C’est de ce point de vue, considère-t-elle, que, chez les Fodonon, « les notions d’infortune et de maladie sont homologues, occupant les places de l’effet dans les inférences causales » (N. Sindzingre, 1983, p. 23).
Le constat ethnographique fait au Togo est que souvent une longue maladie, ce qui sous-entend qu’elle a connu des échecs de traitement, est une épreuve pour la reconnaissance individuelle et collective des types de diagnostic, les types de thérapie, les lieux de soin, les soignants.
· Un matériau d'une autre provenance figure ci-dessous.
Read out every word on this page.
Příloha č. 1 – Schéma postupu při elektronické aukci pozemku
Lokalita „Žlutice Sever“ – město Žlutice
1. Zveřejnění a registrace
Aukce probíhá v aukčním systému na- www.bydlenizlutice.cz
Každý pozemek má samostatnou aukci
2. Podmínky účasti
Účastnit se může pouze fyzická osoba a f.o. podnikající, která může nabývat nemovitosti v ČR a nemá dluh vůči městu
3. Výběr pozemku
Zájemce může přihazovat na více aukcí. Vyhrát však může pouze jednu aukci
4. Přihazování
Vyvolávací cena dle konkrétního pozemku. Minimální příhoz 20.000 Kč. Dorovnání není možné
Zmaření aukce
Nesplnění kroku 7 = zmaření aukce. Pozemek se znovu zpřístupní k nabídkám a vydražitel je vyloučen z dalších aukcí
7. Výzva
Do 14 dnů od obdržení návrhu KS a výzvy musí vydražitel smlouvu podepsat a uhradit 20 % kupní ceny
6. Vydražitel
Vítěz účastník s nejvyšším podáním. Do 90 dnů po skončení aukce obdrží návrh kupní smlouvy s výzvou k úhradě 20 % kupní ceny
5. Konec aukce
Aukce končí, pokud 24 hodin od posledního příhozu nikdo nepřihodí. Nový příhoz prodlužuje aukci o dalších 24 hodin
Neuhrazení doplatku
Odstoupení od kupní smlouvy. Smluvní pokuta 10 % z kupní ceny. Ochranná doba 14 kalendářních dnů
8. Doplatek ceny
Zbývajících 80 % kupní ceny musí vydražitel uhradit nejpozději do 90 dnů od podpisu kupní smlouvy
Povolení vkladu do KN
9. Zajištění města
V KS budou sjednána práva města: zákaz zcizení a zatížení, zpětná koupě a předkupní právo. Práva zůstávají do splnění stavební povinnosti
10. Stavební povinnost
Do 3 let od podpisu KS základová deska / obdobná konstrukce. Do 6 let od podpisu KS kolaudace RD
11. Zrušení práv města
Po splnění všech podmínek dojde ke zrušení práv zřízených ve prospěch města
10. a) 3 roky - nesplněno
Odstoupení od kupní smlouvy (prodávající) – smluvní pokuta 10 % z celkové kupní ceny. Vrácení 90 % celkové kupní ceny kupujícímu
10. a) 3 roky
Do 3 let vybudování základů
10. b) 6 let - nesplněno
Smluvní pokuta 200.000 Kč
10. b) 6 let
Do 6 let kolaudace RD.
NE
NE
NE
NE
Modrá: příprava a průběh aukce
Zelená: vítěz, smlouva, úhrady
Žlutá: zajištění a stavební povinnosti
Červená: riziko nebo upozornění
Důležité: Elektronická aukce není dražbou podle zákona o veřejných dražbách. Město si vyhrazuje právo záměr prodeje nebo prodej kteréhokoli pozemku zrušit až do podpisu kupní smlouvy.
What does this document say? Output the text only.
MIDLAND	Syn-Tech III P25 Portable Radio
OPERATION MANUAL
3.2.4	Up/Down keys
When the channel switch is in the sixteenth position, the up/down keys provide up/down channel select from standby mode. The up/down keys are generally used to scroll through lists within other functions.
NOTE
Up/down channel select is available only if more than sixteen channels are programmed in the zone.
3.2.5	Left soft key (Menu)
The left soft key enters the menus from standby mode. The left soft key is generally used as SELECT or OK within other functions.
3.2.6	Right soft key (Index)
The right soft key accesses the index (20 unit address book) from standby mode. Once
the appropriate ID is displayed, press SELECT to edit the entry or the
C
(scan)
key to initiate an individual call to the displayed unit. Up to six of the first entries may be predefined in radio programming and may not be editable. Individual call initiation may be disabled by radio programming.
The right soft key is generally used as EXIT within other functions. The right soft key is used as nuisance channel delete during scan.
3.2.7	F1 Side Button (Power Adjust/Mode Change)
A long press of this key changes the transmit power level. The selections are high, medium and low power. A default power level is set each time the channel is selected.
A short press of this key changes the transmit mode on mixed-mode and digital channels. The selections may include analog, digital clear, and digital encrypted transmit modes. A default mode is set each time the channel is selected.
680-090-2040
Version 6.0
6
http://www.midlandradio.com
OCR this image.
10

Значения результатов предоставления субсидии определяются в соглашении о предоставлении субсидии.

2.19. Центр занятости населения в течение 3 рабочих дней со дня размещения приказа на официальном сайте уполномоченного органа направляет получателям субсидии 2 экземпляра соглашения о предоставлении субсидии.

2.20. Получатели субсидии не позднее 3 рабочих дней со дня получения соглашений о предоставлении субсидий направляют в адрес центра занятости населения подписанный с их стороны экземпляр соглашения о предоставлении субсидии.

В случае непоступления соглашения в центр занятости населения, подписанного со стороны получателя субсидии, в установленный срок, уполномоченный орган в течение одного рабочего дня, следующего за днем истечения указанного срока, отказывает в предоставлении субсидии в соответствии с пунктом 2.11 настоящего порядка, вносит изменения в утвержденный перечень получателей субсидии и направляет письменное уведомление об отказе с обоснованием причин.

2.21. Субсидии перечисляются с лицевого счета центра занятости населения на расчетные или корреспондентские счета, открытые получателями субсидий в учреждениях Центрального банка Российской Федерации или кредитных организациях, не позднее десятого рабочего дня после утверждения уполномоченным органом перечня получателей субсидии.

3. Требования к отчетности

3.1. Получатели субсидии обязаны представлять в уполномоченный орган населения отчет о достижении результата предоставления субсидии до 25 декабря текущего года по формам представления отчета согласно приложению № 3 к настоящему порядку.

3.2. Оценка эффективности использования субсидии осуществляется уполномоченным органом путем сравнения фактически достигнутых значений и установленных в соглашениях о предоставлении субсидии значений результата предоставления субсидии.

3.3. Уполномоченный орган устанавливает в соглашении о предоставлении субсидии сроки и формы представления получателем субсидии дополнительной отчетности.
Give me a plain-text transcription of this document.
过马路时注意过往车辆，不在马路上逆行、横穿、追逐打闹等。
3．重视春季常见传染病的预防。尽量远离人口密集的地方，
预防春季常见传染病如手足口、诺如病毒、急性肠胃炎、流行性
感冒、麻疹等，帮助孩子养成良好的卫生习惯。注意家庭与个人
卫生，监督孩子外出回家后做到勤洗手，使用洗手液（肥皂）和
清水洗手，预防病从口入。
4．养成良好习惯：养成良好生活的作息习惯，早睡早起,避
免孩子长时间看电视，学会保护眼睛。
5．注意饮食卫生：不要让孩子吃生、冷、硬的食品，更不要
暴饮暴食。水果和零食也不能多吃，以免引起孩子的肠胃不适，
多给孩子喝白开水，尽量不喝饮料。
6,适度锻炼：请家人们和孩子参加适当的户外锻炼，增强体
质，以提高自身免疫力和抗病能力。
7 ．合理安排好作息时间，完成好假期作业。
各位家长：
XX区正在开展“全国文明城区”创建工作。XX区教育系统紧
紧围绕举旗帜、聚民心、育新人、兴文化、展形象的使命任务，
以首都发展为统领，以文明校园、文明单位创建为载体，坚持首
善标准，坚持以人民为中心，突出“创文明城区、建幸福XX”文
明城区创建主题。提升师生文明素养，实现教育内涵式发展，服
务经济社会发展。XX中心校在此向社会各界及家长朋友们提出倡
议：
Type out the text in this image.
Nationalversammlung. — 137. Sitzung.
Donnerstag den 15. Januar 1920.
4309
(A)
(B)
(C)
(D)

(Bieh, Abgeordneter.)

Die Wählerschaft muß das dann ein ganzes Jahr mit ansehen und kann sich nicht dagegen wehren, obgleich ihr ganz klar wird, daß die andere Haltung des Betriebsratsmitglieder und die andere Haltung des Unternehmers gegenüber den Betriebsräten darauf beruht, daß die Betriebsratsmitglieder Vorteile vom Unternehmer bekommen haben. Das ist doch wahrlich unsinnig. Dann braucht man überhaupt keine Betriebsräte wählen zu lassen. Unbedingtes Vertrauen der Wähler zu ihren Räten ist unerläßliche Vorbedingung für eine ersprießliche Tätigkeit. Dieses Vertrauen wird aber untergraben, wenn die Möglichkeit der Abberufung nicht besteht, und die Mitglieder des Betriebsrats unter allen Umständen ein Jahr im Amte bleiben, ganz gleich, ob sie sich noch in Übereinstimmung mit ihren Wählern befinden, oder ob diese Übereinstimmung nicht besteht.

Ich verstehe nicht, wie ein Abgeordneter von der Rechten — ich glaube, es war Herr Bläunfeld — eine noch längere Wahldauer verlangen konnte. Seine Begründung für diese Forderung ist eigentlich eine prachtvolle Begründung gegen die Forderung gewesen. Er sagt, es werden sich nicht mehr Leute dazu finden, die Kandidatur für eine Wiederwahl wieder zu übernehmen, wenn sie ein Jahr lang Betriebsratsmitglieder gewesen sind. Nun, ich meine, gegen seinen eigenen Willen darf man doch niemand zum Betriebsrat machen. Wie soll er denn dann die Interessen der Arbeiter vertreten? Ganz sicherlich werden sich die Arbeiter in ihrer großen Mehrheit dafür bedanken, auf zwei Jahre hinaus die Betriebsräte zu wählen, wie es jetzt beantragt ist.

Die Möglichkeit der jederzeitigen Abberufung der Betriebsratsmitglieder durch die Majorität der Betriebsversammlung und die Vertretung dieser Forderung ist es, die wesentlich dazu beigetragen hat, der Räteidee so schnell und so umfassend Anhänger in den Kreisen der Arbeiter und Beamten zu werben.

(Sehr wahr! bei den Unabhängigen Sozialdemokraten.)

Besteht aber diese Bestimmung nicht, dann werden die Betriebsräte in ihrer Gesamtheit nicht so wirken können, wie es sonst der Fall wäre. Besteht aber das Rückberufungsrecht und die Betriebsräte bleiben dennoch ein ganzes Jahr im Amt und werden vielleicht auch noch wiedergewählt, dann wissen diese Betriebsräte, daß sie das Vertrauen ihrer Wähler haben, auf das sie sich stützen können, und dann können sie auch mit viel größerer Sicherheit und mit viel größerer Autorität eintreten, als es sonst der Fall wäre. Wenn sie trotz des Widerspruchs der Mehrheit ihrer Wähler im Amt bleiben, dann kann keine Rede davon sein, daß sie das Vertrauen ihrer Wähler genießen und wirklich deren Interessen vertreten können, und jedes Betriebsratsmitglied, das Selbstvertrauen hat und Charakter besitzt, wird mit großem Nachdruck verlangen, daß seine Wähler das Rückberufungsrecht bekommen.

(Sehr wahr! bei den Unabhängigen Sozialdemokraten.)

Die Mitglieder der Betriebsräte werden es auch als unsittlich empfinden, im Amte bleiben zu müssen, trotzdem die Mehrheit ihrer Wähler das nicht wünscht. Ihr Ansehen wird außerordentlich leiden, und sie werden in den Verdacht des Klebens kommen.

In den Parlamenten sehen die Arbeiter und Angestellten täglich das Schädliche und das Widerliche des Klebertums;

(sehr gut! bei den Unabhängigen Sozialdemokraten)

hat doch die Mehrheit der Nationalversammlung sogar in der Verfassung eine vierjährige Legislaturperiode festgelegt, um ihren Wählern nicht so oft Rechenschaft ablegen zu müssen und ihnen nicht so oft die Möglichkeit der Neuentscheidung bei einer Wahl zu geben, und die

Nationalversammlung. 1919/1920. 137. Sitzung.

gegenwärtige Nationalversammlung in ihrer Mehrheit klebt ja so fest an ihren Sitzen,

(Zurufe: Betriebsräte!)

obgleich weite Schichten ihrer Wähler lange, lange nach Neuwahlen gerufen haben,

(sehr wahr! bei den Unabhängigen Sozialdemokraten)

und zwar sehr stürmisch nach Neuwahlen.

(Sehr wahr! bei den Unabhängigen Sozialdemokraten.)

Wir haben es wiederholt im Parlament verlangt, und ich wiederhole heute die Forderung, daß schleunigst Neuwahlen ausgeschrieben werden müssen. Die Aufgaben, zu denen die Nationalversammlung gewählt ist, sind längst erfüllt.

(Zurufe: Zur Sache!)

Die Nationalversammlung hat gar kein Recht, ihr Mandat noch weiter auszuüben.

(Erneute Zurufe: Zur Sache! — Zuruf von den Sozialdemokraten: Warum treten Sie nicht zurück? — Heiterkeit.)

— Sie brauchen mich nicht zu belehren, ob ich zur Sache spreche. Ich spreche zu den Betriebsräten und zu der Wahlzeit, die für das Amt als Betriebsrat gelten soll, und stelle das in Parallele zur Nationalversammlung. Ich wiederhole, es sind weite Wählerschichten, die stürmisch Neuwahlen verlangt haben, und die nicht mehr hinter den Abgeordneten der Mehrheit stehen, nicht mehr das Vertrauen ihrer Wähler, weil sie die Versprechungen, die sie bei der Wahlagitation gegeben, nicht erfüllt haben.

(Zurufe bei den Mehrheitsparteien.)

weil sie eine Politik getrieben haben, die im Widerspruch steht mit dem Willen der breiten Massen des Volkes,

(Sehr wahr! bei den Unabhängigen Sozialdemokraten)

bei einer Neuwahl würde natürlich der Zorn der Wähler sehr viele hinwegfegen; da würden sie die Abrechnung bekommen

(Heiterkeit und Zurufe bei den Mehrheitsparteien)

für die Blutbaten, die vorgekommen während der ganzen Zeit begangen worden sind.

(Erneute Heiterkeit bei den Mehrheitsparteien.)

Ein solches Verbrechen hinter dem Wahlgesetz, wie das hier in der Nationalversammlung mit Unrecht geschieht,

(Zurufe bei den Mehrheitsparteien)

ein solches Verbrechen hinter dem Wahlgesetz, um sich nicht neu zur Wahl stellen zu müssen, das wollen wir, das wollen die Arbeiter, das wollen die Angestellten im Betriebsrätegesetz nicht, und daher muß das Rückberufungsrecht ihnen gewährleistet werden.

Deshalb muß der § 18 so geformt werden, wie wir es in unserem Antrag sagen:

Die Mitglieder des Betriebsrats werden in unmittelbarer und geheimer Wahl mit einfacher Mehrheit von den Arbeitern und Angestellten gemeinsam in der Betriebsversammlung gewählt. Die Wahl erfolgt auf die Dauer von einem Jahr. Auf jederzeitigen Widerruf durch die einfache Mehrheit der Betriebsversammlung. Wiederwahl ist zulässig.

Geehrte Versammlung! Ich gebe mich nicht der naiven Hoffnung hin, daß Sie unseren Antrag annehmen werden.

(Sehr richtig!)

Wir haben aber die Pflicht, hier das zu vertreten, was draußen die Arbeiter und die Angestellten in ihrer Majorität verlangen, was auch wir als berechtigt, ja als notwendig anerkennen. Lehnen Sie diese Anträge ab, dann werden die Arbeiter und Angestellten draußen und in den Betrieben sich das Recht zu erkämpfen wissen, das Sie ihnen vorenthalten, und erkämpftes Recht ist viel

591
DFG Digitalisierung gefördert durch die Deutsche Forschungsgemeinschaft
Un dernier axe de différences des médecines traditionnelles, selon l’auteur, est que l’inclusion de la maladie dans un ensemble de dispositif causal est « suivi de procédures de réparation ressortissant à deux registres hétérogènes – et non pas à une thérapeutique directement instruite par le diagnostic, telle que le voudrait la biomédecine dans son modèle idéal ». Etant donné la disjonction relative, considérée entre l’ordre des causes et celui des effets, « il faut agir à la fois dans le domaine des causes, qui est ordonné par sa logique propre (notamment celle des sacrifices ou de l’initiation à un culte) et dans celui des effets, qui requièrent d’autres catégories de techniques efficaces pour être annulés (soins, usage des wεtε, c’est-à-dire de tout pouvoir efficace) » (N. Sindzingre, 1983, p. 24).
Le récit de l’itinéraire thérapeutique d’un jeune brûlé, présenté, comme un modèle significatif des itinéraires thérapeutiques chez les Fodonon, a obéi aux présupposés de ces formes variées et liées de ce que l’auteur a appelé l’axe de différences des médecines traditionnelles. L’auteur reconnait qu’en fonction du but souhaité, « on passe de manière souple d’un segment « thérapeutique » à un autre » et « certains thérapeutes fournissent uniquement des recettes (de « feuilles »/wεtε) polyvalentes ou spécifiques, d’autres par contre assortissent celles-ci d’étiologies préférentielles (notamment l’agression en sorcellerie), et le passage des unes aux autres s’effectue en fonction de considérations sociales sélectionnées au coup par coup » (p. 29).Le cas de l’itinéraire de soin d’une blessure causée par la brûlure, schématiquement présentée, a consisté à laver les plaies « deux fois par jour avec décoction de feuilles (wεtε/feuilles, par extension remède efficace) », puis à les endiure « d’huile de palme » et les recouvrir ensuite « d’une poudre (timε) préparée tour à tour par un aîné ou un cadet (« apprenti ») de l’association (1), à base d’excrément d’animaux pilés ». Cette thérapeutique qui alterne wεtε (médicaments traditionnels) et « médicaments occidentaux », note l’auteur, « ne forme qu’un versant du processus ». Chez l’auteur, on note le soin par les wεtε et les rituels magico-religieux, sont des modèles thérapeutiques souvent alternés.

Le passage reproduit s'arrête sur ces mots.